I have written numerous times of the importance of transitioning from the inside out.
Of course, nothing is ever easy when you are considering living in the gender you weren't born with. However, the more you open the door and explore the world, you just may find there are more people than you imagine that you fit in with.
First of all, toss looks basically out the door. Sure, if you are a natural beauty then for the most part you may not be reading this at all. Bottom line is I spent decades as a basic weekend cross dresser before I finally figured out why none of that was working. The best part of the process however was learning the basics of my style, shopping and public reaction.

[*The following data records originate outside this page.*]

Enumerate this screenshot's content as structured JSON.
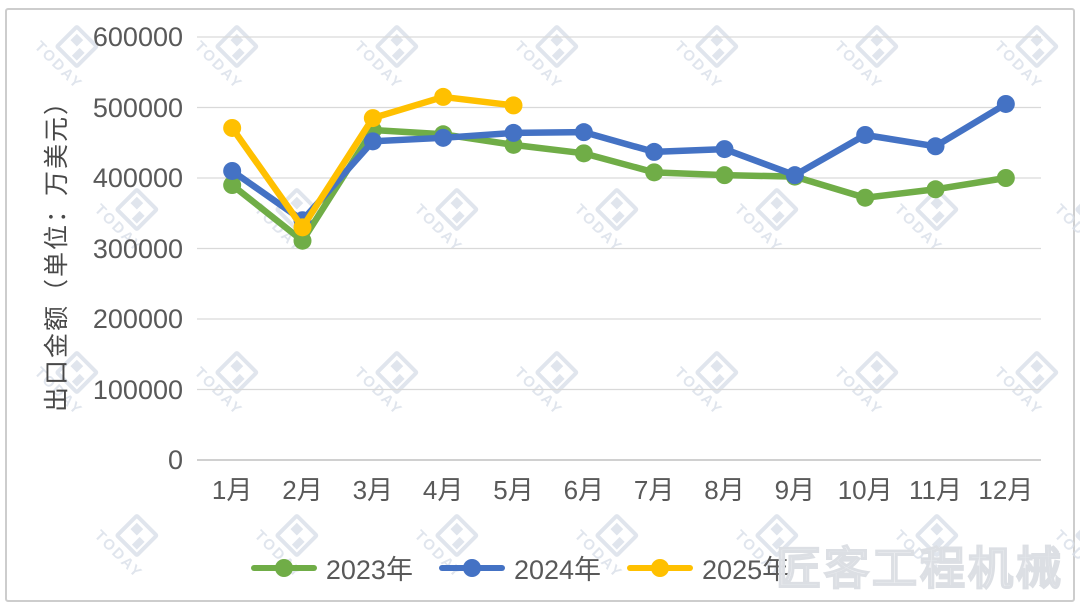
{
  "chart_data": {
    "type": "line",
    "title": "",
    "xlabel": "",
    "ylabel": "出口金额（单位：万美元）",
    "categories": [
      "1月",
      "2月",
      "3月",
      "4月",
      "5月",
      "6月",
      "7月",
      "8月",
      "9月",
      "10月",
      "11月",
      "12月"
    ],
    "series": [
      {
        "name": "2023年",
        "color": "#70AD47",
        "values": [
          390000,
          311000,
          468000,
          462000,
          447000,
          435000,
          408000,
          404000,
          402000,
          372000,
          384000,
          400000
        ]
      },
      {
        "name": "2024年",
        "color": "#4472C4",
        "values": [
          410000,
          340000,
          452000,
          457000,
          464000,
          465000,
          437000,
          441000,
          404000,
          461000,
          445000,
          505000
        ]
      },
      {
        "name": "2025年",
        "color": "#FFC000",
        "values": [
          471000,
          330000,
          485000,
          515000,
          503000
        ]
      }
    ],
    "ylim": [
      0,
      600000
    ],
    "ytick_step": 100000,
    "ytick_labels": [
      "0",
      "100000",
      "200000",
      "300000",
      "400000",
      "500000",
      "600000"
    ],
    "grid": true,
    "legend_position": "bottom"
  },
  "watermark": {
    "tile_text": "TODAY",
    "corner_text": "匠客工程机械"
  }
}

When I realized I closely identified as a transgender woman, the world began to come at me fast. All of the sudden my appearance had to become something I took for granted- I better figure out how to deal with people who wanted to know what my deal was.
To simplify a very complex process, "I had to hitch up my big girl panties and get with it."

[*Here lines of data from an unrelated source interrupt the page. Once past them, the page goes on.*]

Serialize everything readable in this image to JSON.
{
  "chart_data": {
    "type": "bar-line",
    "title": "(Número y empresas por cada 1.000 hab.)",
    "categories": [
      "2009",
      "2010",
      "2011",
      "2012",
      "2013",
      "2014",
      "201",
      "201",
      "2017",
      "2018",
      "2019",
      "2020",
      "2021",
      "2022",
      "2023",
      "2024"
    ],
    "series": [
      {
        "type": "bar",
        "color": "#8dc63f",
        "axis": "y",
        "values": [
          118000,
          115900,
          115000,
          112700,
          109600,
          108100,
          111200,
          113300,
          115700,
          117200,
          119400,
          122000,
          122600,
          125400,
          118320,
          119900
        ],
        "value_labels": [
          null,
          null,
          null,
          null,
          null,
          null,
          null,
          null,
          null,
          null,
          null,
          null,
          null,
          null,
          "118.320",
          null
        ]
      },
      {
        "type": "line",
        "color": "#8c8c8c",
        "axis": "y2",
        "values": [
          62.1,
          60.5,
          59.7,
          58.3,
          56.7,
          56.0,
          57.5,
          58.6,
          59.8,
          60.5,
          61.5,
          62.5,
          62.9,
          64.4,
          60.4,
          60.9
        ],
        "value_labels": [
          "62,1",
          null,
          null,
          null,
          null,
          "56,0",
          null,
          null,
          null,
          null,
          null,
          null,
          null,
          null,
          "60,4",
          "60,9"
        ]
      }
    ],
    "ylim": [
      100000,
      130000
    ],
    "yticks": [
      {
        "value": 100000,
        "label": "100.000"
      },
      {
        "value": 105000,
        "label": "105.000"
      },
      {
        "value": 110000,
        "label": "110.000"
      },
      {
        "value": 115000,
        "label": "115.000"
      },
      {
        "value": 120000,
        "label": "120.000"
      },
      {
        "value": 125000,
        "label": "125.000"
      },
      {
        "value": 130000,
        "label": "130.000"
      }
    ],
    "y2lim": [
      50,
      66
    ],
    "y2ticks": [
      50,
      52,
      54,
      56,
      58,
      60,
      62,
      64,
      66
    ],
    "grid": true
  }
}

"Getting with it" was a long process and often very scary. As you will have to do, I came up with a quiet confidence of who I was: a transgender woman going about my life with as much right and dignity as anyone else.
Then the fun started! Men of course then and now still steer clear of me while women have a tendency to do just the opposite. I won't bore you with the reasons. The only reason I sense is important is that I still am a middle critter and don't threaten traditional female stereotypes. I also feel that women by nature are teachers and of course had some ideas for me. Examples? When I talked to a couple of my genetic girl friends they began to tell me when I was responding "like a guy" or most recently, the best place to secure my cell phone was in my bra. Every occasion turned into a classroom for me.
OK, before you think "how the heck do I get to that point?". here are a few tips that worked for me.
I dumped my reliance on gay venues. In many ways I was as foreign to them as a trans person as I was to a so called straight person. I didn't like the music and I wanted to bring my love of sports with me to my feminine side. Again, I hitched up my big girl panties and started to go to certain upscale large chain sports pubs/restaurants. I was fortunate in that I had worked in similar venues for years and knew the positives and negatives. Here's what happened for me: I made acquaintances with the staff quickly... Obviously, I minded my own business, tipped well and left. As luck would have it quickly, one of the bartenders introduced me to her lesbian Mom and not long later was approached by another lesbian woman in the same place. Once again, this venue is very straight and the two other women happen to be sports addicts too.
In conclusion, my other contacts (again all women) came from dating sites. A year ago I had two friends from that angle and now I have four from meeting their friends.
I know what you are thinking. "Just where the hell do I go with all of this?" I don't drink and I don't like sports Cyrsti.
I'm assuming you have some sort of interests you want to bring along on this gender journey. Perhaps there are LGBT friendly churches or groups in your area with services and or social events. Most importantly, remember this: You only need one person to break the ice and get this process moving.
Warning- DO NOT try to force or expect another woman to dress you or make you up etc. Even though your makeup may need some work, it's still yours. Let them come to you with the process-if indeed they ever do and never forget the passive aggressive feminine nature. When you are given access to the circle you will see it isn't really all that mysterious.
Also remember this. If you don't try and hide behind your closet door nothing will happen. Count on it.